Physics 205, Physics 215, Astronomy 211 - Assume the moon is a perfect sphere. Somebody puts a rope tightly around the equator of the moon so that no space is left between the rope and the moon's surface. Then he cuts the rope, inserts 1 m of rope between the two ends of the cut rope, and redistributes the rope around the equator so that it has an equal distance everywhere from the surface of the moon.
The distance between the rope and the moon now is
(a) enough for a cat to squeeze through under the rope
(b) just barely enough for a mouse to squeeze through under the rope
(c) not nearly enough for a mouse to squeeze through
(d) impossible to say without knowing the moon's diameter.
Answer. Choice (a) is the correct one.
Explanation. The distance between the rope and the moon, after 1 m has been inserted, is independent of the radius of the moon. We will now calculate this distance and see that the moon's radius drops out of the calculation.
Let us define the following symbols:
R = radius of moon, r = radius of rope (with 1 m inserted)
C = circumference of moon, c = circumference of rope.

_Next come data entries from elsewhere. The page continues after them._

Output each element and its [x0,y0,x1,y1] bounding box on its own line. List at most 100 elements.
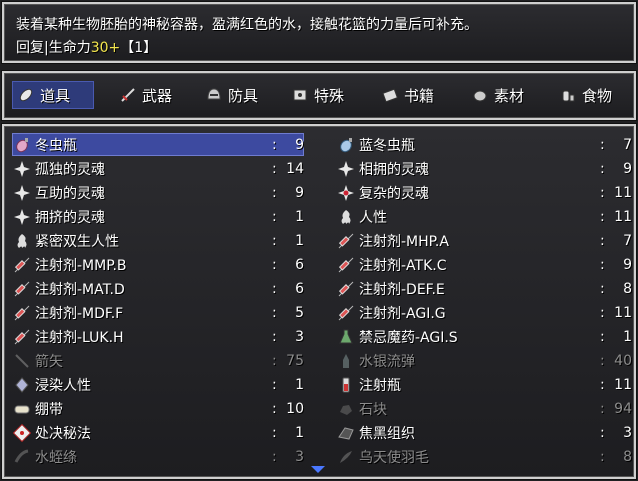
item-row[interactable]: 注射剂-MAT.D: 6 [12,277,304,300]
item-count: 10 [286,400,304,417]
item-row[interactable]: 注射剂-LUK.H: 3 [12,325,304,348]
item-count: 9 [623,160,632,177]
item-row[interactable]: 孤独的灵魂:14 [12,157,304,180]
item-row[interactable]: 焦黑组织: 3 [336,421,632,444]
item-row[interactable]: 拥挤的灵魂: 1 [12,205,304,228]
flask-blue-icon [336,135,356,155]
count-separator: : [272,400,277,417]
item-row[interactable]: 冬虫瓶: 9 [12,133,304,156]
helmet-icon [204,85,224,105]
help-window: 装着某种生物胚胎的神秘容器，盈满红色的水，接触花篮的力量后可补充。 回复|生命力… [1,1,637,64]
count-separator: : [272,232,277,249]
item-name: 冬虫瓶 [35,137,77,154]
category-window: 道具 武器 防具 特殊 书籍 素材 食物 [1,70,637,121]
item-name: 注射剂-MHP.A [359,233,449,250]
item-row[interactable]: 禁忌魔药-AGI.S: 1 [336,325,632,348]
vial-icon [336,375,356,395]
humanity-icon [12,231,32,251]
item-row[interactable]: 注射剂-MHP.A: 7 [336,229,632,252]
count-separator: : [272,280,277,297]
item-row[interactable]: 蓝冬虫瓶: 7 [336,133,632,156]
item-name: 互助的灵魂 [35,185,105,202]
tab-label: 道具 [40,86,71,105]
item-row[interactable]: 人性:11 [336,205,632,228]
item-row[interactable]: 绷带:10 [12,397,304,420]
item-row[interactable]: 水蛭绦: 3 [12,445,304,468]
item-name: 注射剂-MAT.D [35,281,125,298]
item-row[interactable]: 处决秘法: 1 [12,421,304,444]
effect-value: 30+ [90,40,121,56]
effect-label: 回复|生命力 [16,40,91,56]
item-description: 装着某种生物胚胎的神秘容器，盈满红色的水，接触花篮的力量后可补充。 [16,17,478,33]
item-row[interactable]: 注射剂-MMP.B: 6 [12,253,304,276]
count-separator: : [600,208,605,225]
item-row[interactable]: 水银流弹:40 [336,349,632,372]
item-count: 7 [623,232,632,249]
item-count: 9 [295,184,304,201]
tab-category-0[interactable]: 道具 [12,81,94,109]
item-name: 人性 [359,209,387,226]
syringe-icon [12,279,32,299]
item-count: 40 [614,352,632,369]
syringe-icon [336,255,356,275]
tab-category-2[interactable]: 防具 [200,81,258,109]
bandage-icon [12,399,32,419]
item-name: 绷带 [35,401,63,418]
soul-icon [336,159,356,179]
item-row[interactable]: 注射剂-DEF.E: 8 [336,277,632,300]
item-row[interactable]: 浸染人性: 1 [12,373,304,396]
soul-red-icon [336,183,356,203]
count-separator: : [272,376,277,393]
item-count: 75 [286,352,304,369]
count-separator: : [600,376,605,393]
item-row[interactable]: 石块:94 [336,397,632,420]
rock-icon [336,399,356,419]
tab-category-6[interactable]: 食物 [554,81,612,109]
item-row[interactable]: 注射瓶:11 [336,373,632,396]
arrow-icon [12,351,32,371]
count-separator: : [272,136,277,153]
syringe-icon [12,303,32,323]
count-separator: : [600,184,605,201]
count-separator: : [272,352,277,369]
feather-icon [336,447,356,467]
item-count: 9 [623,256,632,273]
count-separator: : [600,136,605,153]
count-separator: : [600,160,605,177]
item-row[interactable]: 相拥的灵魂: 9 [336,157,632,180]
item-row[interactable]: 复杂的灵魂:11 [336,181,632,204]
book-icon [380,85,400,105]
tab-category-5[interactable]: 素材 [466,81,524,109]
item-name: 乌天使羽毛 [359,449,429,466]
tab-category-1[interactable]: 武器 [114,81,172,109]
item-name: 处决秘法 [35,425,91,442]
item-count: 11 [614,208,632,225]
item-count: 8 [623,280,632,297]
item-row[interactable]: 注射剂-AGI.G:11 [336,301,632,324]
item-row[interactable]: 互助的灵魂: 9 [12,181,304,204]
syringe-icon [12,327,32,347]
tab-category-3[interactable]: 特殊 [286,81,344,109]
item-row[interactable]: 乌天使羽毛: 8 [336,445,632,468]
tab-label: 素材 [494,86,525,105]
item-name: 蓝冬虫瓶 [359,137,415,154]
item-name: 注射剂-MMP.B [35,257,127,274]
tab-category-4[interactable]: 书籍 [376,81,434,109]
tab-label: 防具 [228,86,259,105]
tab-label: 特殊 [314,86,345,105]
item-name: 复杂的灵魂 [359,185,429,202]
scroll-icon [12,423,32,443]
syringe-icon [336,231,356,251]
item-count: 3 [623,424,632,441]
item-row[interactable]: 注射剂-MDF.F: 5 [12,301,304,324]
item-count: 1 [623,328,632,345]
item-row[interactable]: 箭矢:75 [12,349,304,372]
leech-icon [12,447,32,467]
item-row[interactable]: 注射剂-ATK.C: 9 [336,253,632,276]
item-name: 注射瓶 [359,377,401,394]
count-separator: : [600,232,605,249]
scroll-down-arrow[interactable] [311,466,325,473]
soul-icon [12,207,32,227]
count-separator: : [600,448,605,465]
item-row[interactable]: 紧密双生人性: 1 [12,229,304,252]
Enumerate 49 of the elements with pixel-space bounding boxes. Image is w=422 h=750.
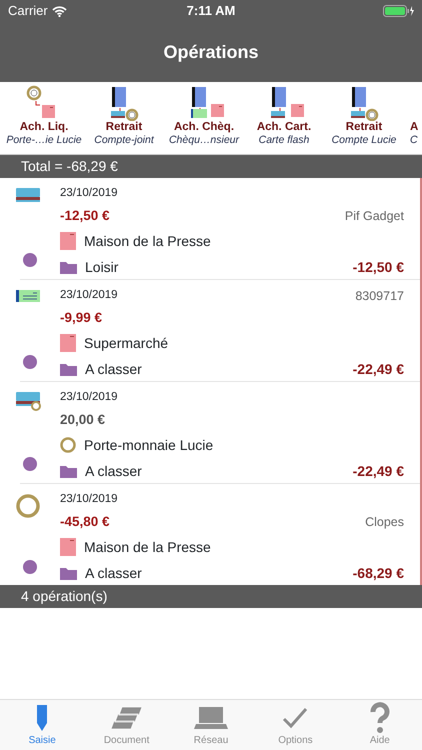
running-balance: -22,49 € xyxy=(352,462,404,480)
total-label: Total = -68,29 € xyxy=(0,155,422,178)
pen-icon xyxy=(35,703,50,733)
running-balance: -22,49 € xyxy=(352,360,404,378)
template-title[interactable]: A xyxy=(410,121,418,134)
template-subtitle[interactable]: Porte-…ie Lucie xyxy=(6,134,82,146)
operation-date: 23/10/2019 xyxy=(60,288,118,304)
payee-name: Maison de la Presse xyxy=(84,538,211,556)
template-title[interactable]: Ach. Cart. xyxy=(256,121,312,134)
operation-amount: 20,00 € xyxy=(60,410,106,429)
folder-icon xyxy=(60,260,77,274)
operation-date: 23/10/2019 xyxy=(60,186,118,202)
template-title[interactable]: Retrait xyxy=(106,121,142,134)
template-title[interactable]: Ach. Liq. xyxy=(20,121,68,134)
payee-name: Supermarché xyxy=(84,334,168,353)
folder-icon xyxy=(60,362,77,376)
template-title[interactable]: Retrait xyxy=(346,121,382,134)
category-name: A classer xyxy=(85,360,142,378)
clock-time: 7:11 AM xyxy=(186,2,236,20)
carrier-name: Carrier xyxy=(8,2,48,20)
operation-amount: -9,99 € xyxy=(60,308,102,327)
operation-memo: Clopes xyxy=(365,514,404,531)
operation-date: 23/10/2019 xyxy=(60,390,118,406)
category-name: Loisir xyxy=(85,258,118,276)
operation-count: 4 opération(s) xyxy=(0,585,422,608)
template-subtitle[interactable]: C xyxy=(410,134,418,146)
folder-icon xyxy=(60,566,77,580)
operation-amount: -45,80 € xyxy=(60,512,110,531)
category-name: A classer xyxy=(85,462,142,480)
tab-button[interactable]: Saisie xyxy=(0,700,84,750)
payee-name: Maison de la Presse xyxy=(84,232,211,250)
template-subtitle[interactable]: Chèqu…nsieur xyxy=(168,134,240,146)
running-balance: -68,29 € xyxy=(352,564,404,582)
screen-title: Opérations xyxy=(163,40,259,64)
help-icon xyxy=(368,703,392,733)
operation-memo: Pif Gadget xyxy=(344,208,404,225)
battery-icon xyxy=(383,5,414,17)
running-balance: -12,50 € xyxy=(352,258,404,276)
category-name: A classer xyxy=(85,564,142,582)
wifi-icon xyxy=(52,6,67,16)
operation-amount: -12,50 € xyxy=(60,206,110,225)
template-subtitle[interactable]: Carte flash xyxy=(258,134,310,146)
template-subtitle[interactable]: Compte-joint xyxy=(94,134,154,146)
template-subtitle[interactable]: Compte Lucie xyxy=(332,134,396,146)
reference-number: 8309717 xyxy=(355,288,404,305)
operation-date: 23/10/2019 xyxy=(60,492,118,508)
payee-name: Porte-monnaie Lucie xyxy=(84,436,214,454)
folder-icon xyxy=(60,464,77,478)
template-title[interactable]: Ach. Chèq. xyxy=(174,121,234,134)
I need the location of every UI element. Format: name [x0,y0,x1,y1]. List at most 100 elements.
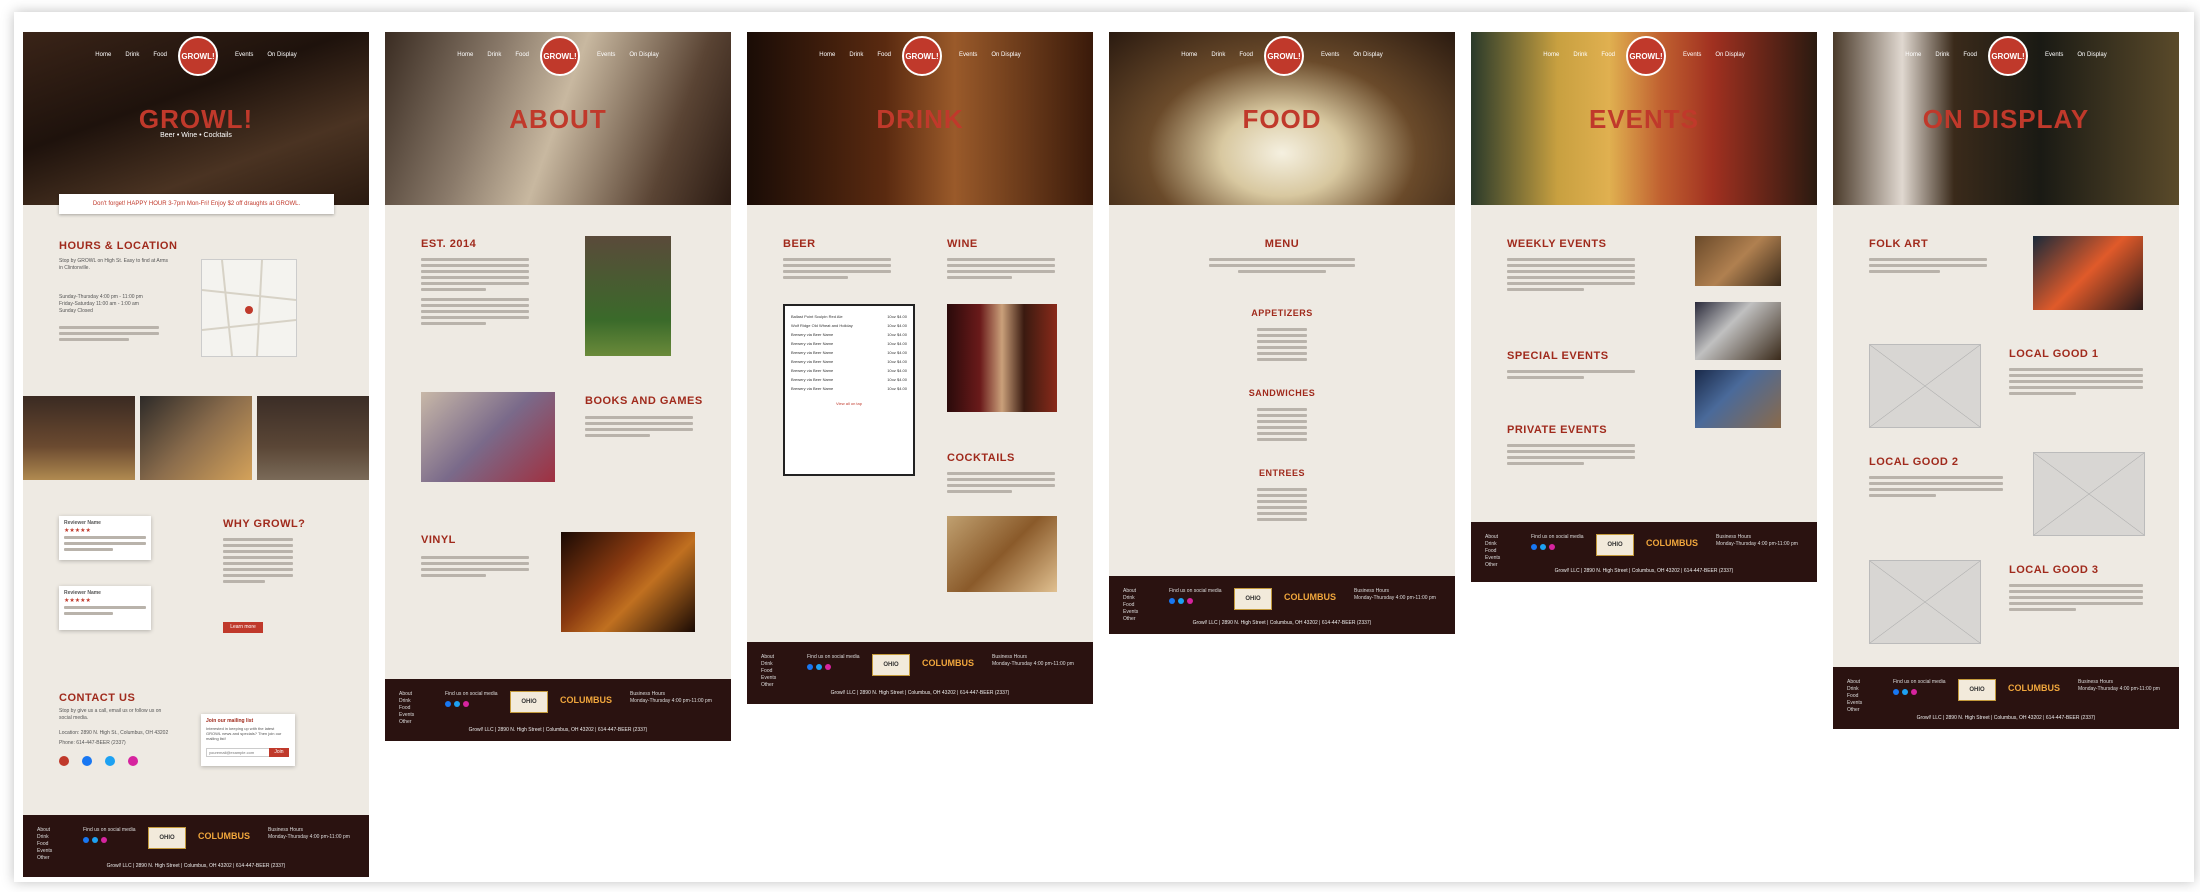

Doing the calculation in SI-units, we have c = C + 1. Since the radius of a circle is equal to the circumference divided by 2 pi, (pi = 3.14...), we get
r = c/(2 pi) = (C + 1)/(2 pi) = C/(2 pi) + 1/(2 pi)
= R + 1/6.28 m.
Thus, the rope is 1/6.28 m above the moon's surface. This is approximately 16 cm, easily enough space for a cat to squeeze through.